15 October 2020, The Tablet

The devotion to the Fourteen Holy Helpers was established in response to the plague


The devotion to the Fourteen Holy Helpers was established in response to the plague
 

If we insist that Covid-19 is an unprecedented, unique disaster we are not only deceiving ourselves, we are depriving ourselves of precious resources.

I keep on reading that this Covid-19 infection is “unprecedented”, that nothing like this has ever happened before, that it is uniquely terrible … Without in any way wishing to diminish the suffering caused by the pandemic, I think we do need to be aware that this is nonsense. In a far less populated world bubonic plague (the “Black Death”) killed an estimated 50,000,000 people between 1347 and 1351 – somewhere between 25 per cent and 60 per cent of the then population of Europe. (You can see how much worse it was than Covid-19 is now by the fact that the shortage of workers meant wages throughout Europe rose rather than fell.)

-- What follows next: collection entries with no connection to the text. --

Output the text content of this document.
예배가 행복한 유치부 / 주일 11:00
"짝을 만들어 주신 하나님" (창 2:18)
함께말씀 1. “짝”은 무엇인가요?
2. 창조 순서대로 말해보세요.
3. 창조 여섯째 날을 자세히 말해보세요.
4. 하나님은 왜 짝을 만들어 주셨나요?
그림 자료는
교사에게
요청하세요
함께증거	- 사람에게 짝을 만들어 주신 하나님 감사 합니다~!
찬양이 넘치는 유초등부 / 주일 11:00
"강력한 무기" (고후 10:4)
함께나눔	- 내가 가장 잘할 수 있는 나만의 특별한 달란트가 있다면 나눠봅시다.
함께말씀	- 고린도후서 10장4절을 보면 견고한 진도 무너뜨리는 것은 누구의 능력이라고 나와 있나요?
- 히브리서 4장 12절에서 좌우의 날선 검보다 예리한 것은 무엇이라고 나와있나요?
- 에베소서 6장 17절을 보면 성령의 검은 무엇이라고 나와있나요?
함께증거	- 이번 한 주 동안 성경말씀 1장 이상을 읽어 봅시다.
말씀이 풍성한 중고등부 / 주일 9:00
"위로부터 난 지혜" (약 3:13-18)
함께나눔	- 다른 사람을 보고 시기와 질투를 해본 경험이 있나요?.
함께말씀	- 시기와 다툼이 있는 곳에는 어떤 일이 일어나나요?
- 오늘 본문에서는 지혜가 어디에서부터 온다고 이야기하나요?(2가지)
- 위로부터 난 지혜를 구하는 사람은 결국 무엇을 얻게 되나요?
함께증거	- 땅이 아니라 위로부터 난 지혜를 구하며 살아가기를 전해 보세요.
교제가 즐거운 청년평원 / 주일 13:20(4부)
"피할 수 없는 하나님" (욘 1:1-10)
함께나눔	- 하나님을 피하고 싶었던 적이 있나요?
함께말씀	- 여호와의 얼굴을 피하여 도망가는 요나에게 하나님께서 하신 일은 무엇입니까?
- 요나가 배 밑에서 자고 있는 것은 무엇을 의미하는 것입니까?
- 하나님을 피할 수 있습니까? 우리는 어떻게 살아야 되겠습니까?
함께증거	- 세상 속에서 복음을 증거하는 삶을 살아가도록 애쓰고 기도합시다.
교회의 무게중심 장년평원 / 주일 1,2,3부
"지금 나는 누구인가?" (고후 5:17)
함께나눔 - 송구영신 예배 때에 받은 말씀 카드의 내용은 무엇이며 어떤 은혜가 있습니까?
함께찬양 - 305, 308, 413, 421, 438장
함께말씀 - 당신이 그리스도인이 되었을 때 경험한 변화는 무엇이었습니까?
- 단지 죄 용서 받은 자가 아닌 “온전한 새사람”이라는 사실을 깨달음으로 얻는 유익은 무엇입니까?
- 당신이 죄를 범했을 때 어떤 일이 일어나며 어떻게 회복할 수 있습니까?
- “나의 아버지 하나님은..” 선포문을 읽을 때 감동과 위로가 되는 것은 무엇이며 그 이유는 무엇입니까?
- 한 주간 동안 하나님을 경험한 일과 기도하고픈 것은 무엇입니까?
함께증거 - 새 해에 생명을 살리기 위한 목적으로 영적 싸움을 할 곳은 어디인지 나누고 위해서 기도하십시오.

Outbreaks rumbled on for more than 300 years – 75,000 people died in London alone in 1664-5. Last year, (2019) there were still a handful of deaths from bubonic plague across the world.

Cholera also rose to pandemic proportions, especially in the nineteenth century – and just as US President Donald Trump seems to blame China for Covid, Europe blamed India for cholera (and, curiously, in particular the dangerous and obviously insanitary Muslim habit of going on pilgrimage!) And the 1918-9 flu pandemic killed 25,000,000.